If the PTO really were issuing a multitude of bad patents, the courts would be invalidating bad patents left and right. They aren't. Studies show invalidity determinations by the CAFC are down. To correct for this inconsistency, some patent reform advocates shift gears and say the problem is with a faulty definition of obviousness. This idea, repeated in the Boston Herald article, has been addressed in
"Patent Reform 2005: Can You Hear Me, Major Tom?", available
Comments in the Boston Herald like: "Examiners are considered productive if they approve applications. A rejection produces no continuing maintenance fees." are incredibly stupid. First, examiners don't consider maintenance fees in assessing patentability. Second, maintenance fees are a small amount of money. Third, a recent study shows that over half of issued patents from the early 1990's were dropped because maintenance fees (as low as they are) were not paid.
The use of the Smuckers patent (peanut butter and jelly sandwich on
crustless bread with the edges crimped together) is a great sound bite, but doesn't really give a great deal of depth to support a conclusion that the patent system has run aground. The Boston Herald neglected to mention that this patent is currently rejected in re-examination and that two continuing applications were rejected. Kind of a lack of thoroughness in reporting?
Similarly, the Boston Herald gave an incomplete account of fee diversion (About 10 years ago, it started coming under pressure to produce revenue for
the Treasury above its own needs.) In the last ten years or so, funds taken in by the Patent Office (which should be used to meet its own needs) have been diverted to general revenue. Coming under pressure? It's been happening.
To see a more accurate account of patent reform issues, see
Patent Reform 2005: Sound and Fury Signifying What? in the July 18, 2005 issue of the New Jersey Law Journal, also available on LEXIS.

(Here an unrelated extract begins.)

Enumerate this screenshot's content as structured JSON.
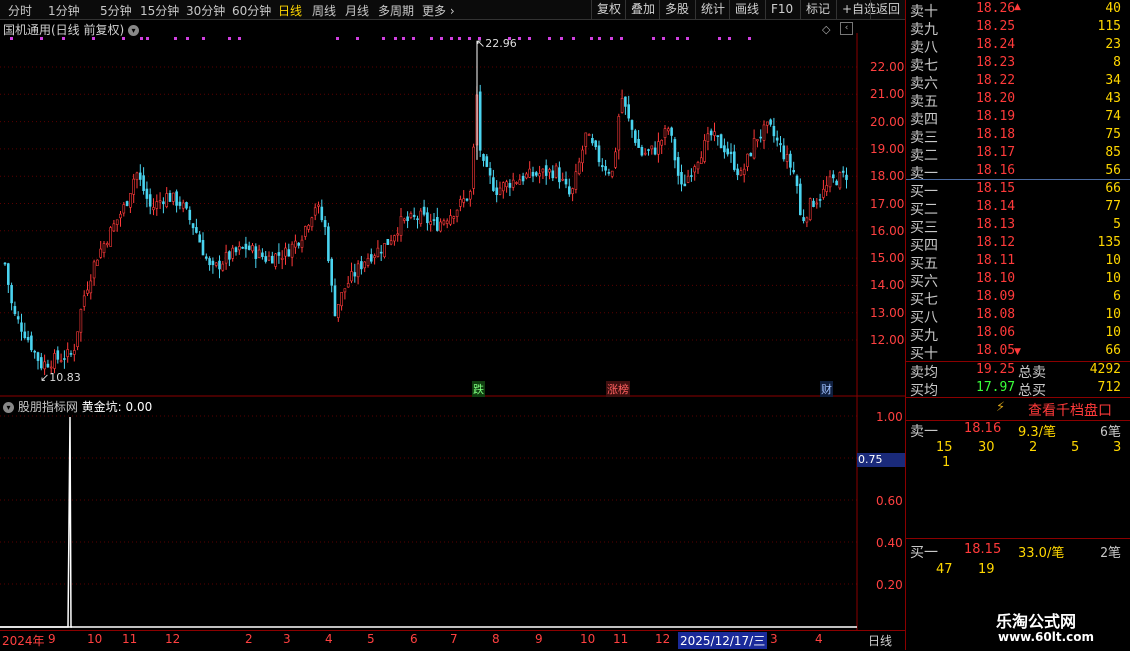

Another paper has taken issue with the Quillen/Webster analysis, and more importantly, its conclusions about an abnormally high grant rate by the USPTO.
See AgBioForum for
William Lesser(2005). Intellectual property rights in a changing political environment: perspectives on the types and administration of protection. AgBioForum, 8(1&2), 64-72.
The paper states:
Our analysis finds no evidence to support the frequently stated conjecture that the USPTO has a flawed and declining patent examination process. That is not to say there are no issues regarding patent management that do not require further scrutiny. For example, errors are clearly made in patent grants, and further steps should be taken to reduce further those errors.1 Or, there may be errors in selecting patentable subject matter. But overall, the principal explanation for the ongoing rise in patent applications seems to be a result of demand factors and not changes in supply requirements or standards.